I don’t have any kids yet (only married last month) but found this post interesting. My middle name was given to me because my mum wanted me to have an alternative name for when I got married so I could get rid of all patronyms if I chose to. This is because she, like I, believe that women should have the choice whether or not to change their name to another family name and shouldn’t feel forced to just to please a man or his family. My mum did not change her name when she married my dad and this was largely due to her strong feminist views, views that I share. Why should a woman just automatically be expected to change her name upon the event of her marriage when in the majority of relationships it doesn’t even cross the mans mind to change his? The tradition stems from a time in history where a woman was literally given by her father to her husband, from family to family and I found the idea really uncomfortable. My husband was totally understanding which was great, he’s very modern and open minded when it comes to things like this. What we’ve done is both changed our surname to my middle name (because he feels that a family should have the same name, I didn’t have an issue with him keeping his so it was his choice). We couldn’t double barrel our surnames because I already had two and 3 names would be a bit complicated for future children so they will have our new surname because why should a child only have their fathers name when mum is the one who carries them and gives birth to them, it seems wildly old fashioned and unfair. I do respect a woman’s choice to change her name to her husbands, I just think it’s a shame that so few women don’t even consider it or question why we are still expected to follow the tradition in this day and age…
It is interesting to read what options you apparently have in England. There are quite strict rules for that in Germany. There’s no such things as triple- or quadruple-barrelling! I was very sad to say goodbye to my maiden name, but a) I had to spell it every single time, b) for that reason my husband would never have taken it. But truth be told, I am so proud to be Mrs A now. Therefore our son also has my husband’s name and I wouldn’t have it any other way. I would not have agreed to having different surnames, my son and I! I like standing united as a family for everyone to see☺
We’ve recently registered our son under my partners name. Although we’ve been together a number of years and have often discussed and agreed on getting married a proposal is yet to appear!

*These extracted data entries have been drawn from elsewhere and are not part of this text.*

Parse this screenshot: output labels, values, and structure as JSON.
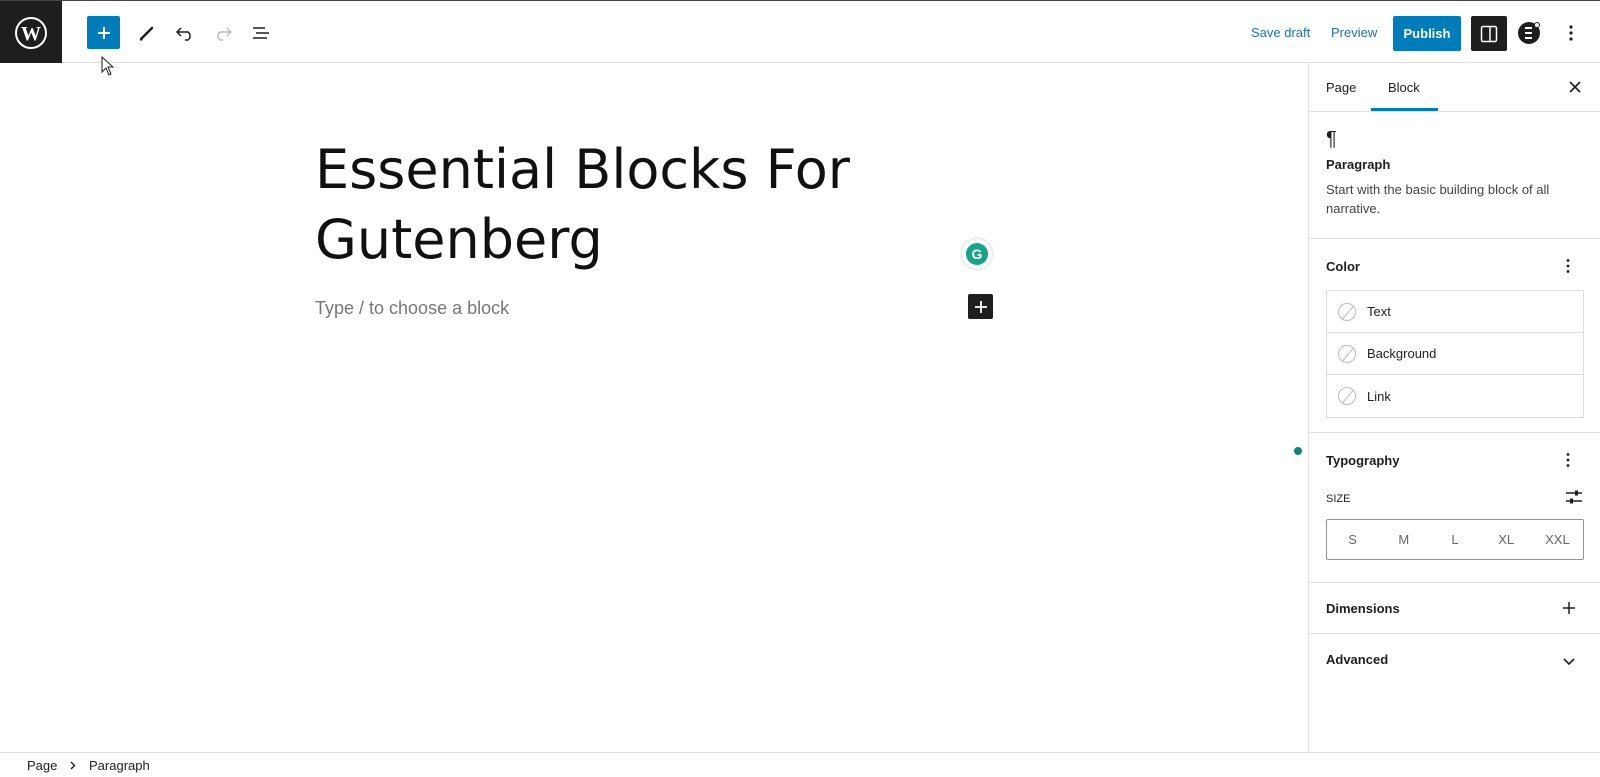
{
  "toolbar": {
    "save_draft": "Save draft",
    "preview": "Preview",
    "publish": "Publish"
  },
  "editor": {
    "title": "Essential Blocks For Gutenberg",
    "placeholder": "Type / to choose a block",
    "grammarly_letter": "G"
  },
  "sidebar": {
    "tabs": [
      "Page",
      "Block"
    ],
    "active_tab": "Block",
    "block": {
      "icon": "¶",
      "name": "Paragraph",
      "description": "Start with the basic building block of all narrative."
    },
    "color": {
      "title": "Color",
      "items": [
        "Text",
        "Background",
        "Link"
      ]
    },
    "typography": {
      "title": "Typography",
      "size_label": "SIZE",
      "sizes": [
        "S",
        "M",
        "L",
        "XL",
        "XXL"
      ]
    },
    "dimensions": {
      "title": "Dimensions"
    },
    "advanced": {
      "title": "Advanced"
    }
  },
  "breadcrumb": [
    "Page",
    "Paragraph"
  ],
  "colors": {
    "accent": "#007cba",
    "dark": "#1e1e1e",
    "grammarly": "#15a38a"
  }
}
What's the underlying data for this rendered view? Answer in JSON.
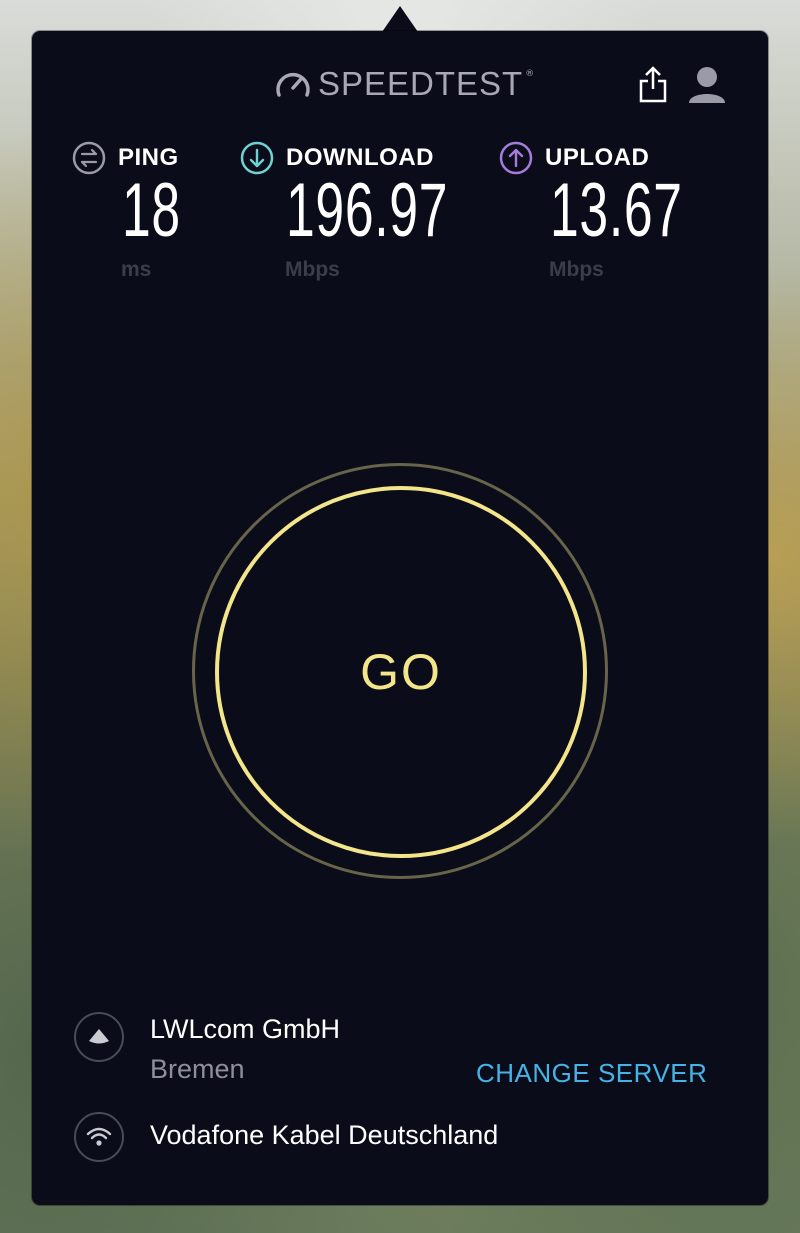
{
  "app": {
    "logo_text": "SPEEDTEST",
    "logo_tm": "®"
  },
  "header": {
    "share_icon": "share-icon",
    "profile_icon": "user-icon"
  },
  "metrics": [
    {
      "label": "PING",
      "value": "18",
      "unit": "ms",
      "icon": "ping-icon",
      "color": "#9a9ba6"
    },
    {
      "label": "DOWNLOAD",
      "value": "196.97",
      "unit": "Mbps",
      "icon": "download-icon",
      "color": "#6fd3d4"
    },
    {
      "label": "UPLOAD",
      "value": "13.67",
      "unit": "Mbps",
      "icon": "upload-icon",
      "color": "#a77bdc"
    }
  ],
  "go_button": {
    "label": "GO",
    "color": "#f2e58a"
  },
  "server": {
    "name": "LWLcom GmbH",
    "city": "Bremen",
    "change_label": "CHANGE SERVER",
    "link_color": "#45b3e6"
  },
  "isp": {
    "name": "Vodafone Kabel Deutschland"
  }
}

I made it very clear to my other half before having our son that there was no way I would have a different surname to our children. I have always wanted to take his name upon marriage, one reason being that mine is common and his is unusual. But I’ve also wanted a family with the same surname and I’m really not a fan of the double barrelling (there is also the fact that both our surnames start with an M and his has thre Ms in! Anyway, after the birth of our son late May, I was so proud of the dad he became so quickly and how he took such good care of us that my love for our new family was so strong it felt right to use his name, and he did promise me that a marriage would happen!